下一章 上一章 目录 设置
7、婚丧嫁娶 ...
-
一月。
闵宇带着众人捧着新郎装穿过条条长廊,来到祖庙前,但是闵宇却在祖庙前不知为何停下了脚步,他的眼神中掺和着复杂,看不出究竟心中想的是什么,但是可以看得清楚的是,他眼眶上的黑眼圈,颜色很深很深似蘸了墨汁的毛笔在上面涂抹了一番,他背负着手,重重的一声长叹。

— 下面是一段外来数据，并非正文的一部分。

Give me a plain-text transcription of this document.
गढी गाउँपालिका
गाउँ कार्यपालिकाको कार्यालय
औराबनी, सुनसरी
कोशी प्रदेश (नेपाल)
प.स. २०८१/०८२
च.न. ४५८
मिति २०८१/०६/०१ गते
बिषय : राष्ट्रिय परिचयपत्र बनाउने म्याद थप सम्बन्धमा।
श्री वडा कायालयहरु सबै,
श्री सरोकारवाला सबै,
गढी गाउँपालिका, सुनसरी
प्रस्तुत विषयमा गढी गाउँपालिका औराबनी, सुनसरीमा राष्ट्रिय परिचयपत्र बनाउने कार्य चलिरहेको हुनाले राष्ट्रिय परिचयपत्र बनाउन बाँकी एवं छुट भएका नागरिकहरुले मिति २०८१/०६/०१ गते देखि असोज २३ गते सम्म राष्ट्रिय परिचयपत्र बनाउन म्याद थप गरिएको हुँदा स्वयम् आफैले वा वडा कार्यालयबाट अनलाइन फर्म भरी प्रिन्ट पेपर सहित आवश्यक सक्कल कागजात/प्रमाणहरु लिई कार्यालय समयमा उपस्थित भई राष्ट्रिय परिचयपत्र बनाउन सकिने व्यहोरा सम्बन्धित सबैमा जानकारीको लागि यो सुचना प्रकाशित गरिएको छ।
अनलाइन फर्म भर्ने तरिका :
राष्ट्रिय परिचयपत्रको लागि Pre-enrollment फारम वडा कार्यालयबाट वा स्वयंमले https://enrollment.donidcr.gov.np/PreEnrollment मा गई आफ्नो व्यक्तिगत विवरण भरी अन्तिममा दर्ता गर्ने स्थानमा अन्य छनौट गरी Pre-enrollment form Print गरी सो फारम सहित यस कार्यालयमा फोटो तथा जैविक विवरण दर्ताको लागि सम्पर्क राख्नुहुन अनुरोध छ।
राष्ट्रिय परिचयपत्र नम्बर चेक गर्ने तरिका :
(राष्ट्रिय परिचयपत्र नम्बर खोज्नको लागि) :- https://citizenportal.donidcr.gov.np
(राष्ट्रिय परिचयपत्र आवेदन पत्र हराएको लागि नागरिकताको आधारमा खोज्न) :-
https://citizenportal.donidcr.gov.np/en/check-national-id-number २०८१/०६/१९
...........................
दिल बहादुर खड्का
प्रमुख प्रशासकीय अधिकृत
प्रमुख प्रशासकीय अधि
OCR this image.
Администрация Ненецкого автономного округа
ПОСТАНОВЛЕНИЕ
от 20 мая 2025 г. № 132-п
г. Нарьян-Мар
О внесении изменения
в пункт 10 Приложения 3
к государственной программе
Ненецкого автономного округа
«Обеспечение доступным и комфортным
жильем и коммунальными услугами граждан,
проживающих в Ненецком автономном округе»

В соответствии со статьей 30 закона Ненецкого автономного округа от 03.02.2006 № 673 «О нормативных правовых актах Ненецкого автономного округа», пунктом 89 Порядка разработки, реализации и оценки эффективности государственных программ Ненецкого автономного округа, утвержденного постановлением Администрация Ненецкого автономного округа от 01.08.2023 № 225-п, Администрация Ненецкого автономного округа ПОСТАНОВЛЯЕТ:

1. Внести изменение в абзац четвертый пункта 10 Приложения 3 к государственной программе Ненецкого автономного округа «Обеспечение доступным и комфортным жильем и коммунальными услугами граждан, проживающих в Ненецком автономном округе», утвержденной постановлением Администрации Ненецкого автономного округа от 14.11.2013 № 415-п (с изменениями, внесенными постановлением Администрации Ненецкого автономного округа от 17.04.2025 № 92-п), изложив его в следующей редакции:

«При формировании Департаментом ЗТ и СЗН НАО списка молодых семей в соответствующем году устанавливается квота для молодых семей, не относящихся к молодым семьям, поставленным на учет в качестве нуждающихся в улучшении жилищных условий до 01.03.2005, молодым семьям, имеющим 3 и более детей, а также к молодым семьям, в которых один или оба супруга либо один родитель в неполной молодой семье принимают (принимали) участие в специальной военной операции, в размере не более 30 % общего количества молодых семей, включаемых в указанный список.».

祖庙的大门正对着是一座小亭子,亭子修得其高,往左可扫半个青城,往右目光可及省城与青城交接。亭子的模样没有什么特别,倒是斐宇独自一人躲在碑后面出神,他就如同一具脱了魂的躯壳在一边坐着。他的眼神也没有光泽,乃至没有了思想般,到最后竟然泪就不由自主地涌了出来,他拼命地试图忍住,但是泪就如同泉水般喷涌而出,他的双手不由自主的抱住头,身子不由自主的下滑,顺着碑的轨迹下滑,眼神一直盯着远处的湖光冬色,口中转而不住念叨:“我不会负他们,前提是他们并没有负我……我,没有负他们。”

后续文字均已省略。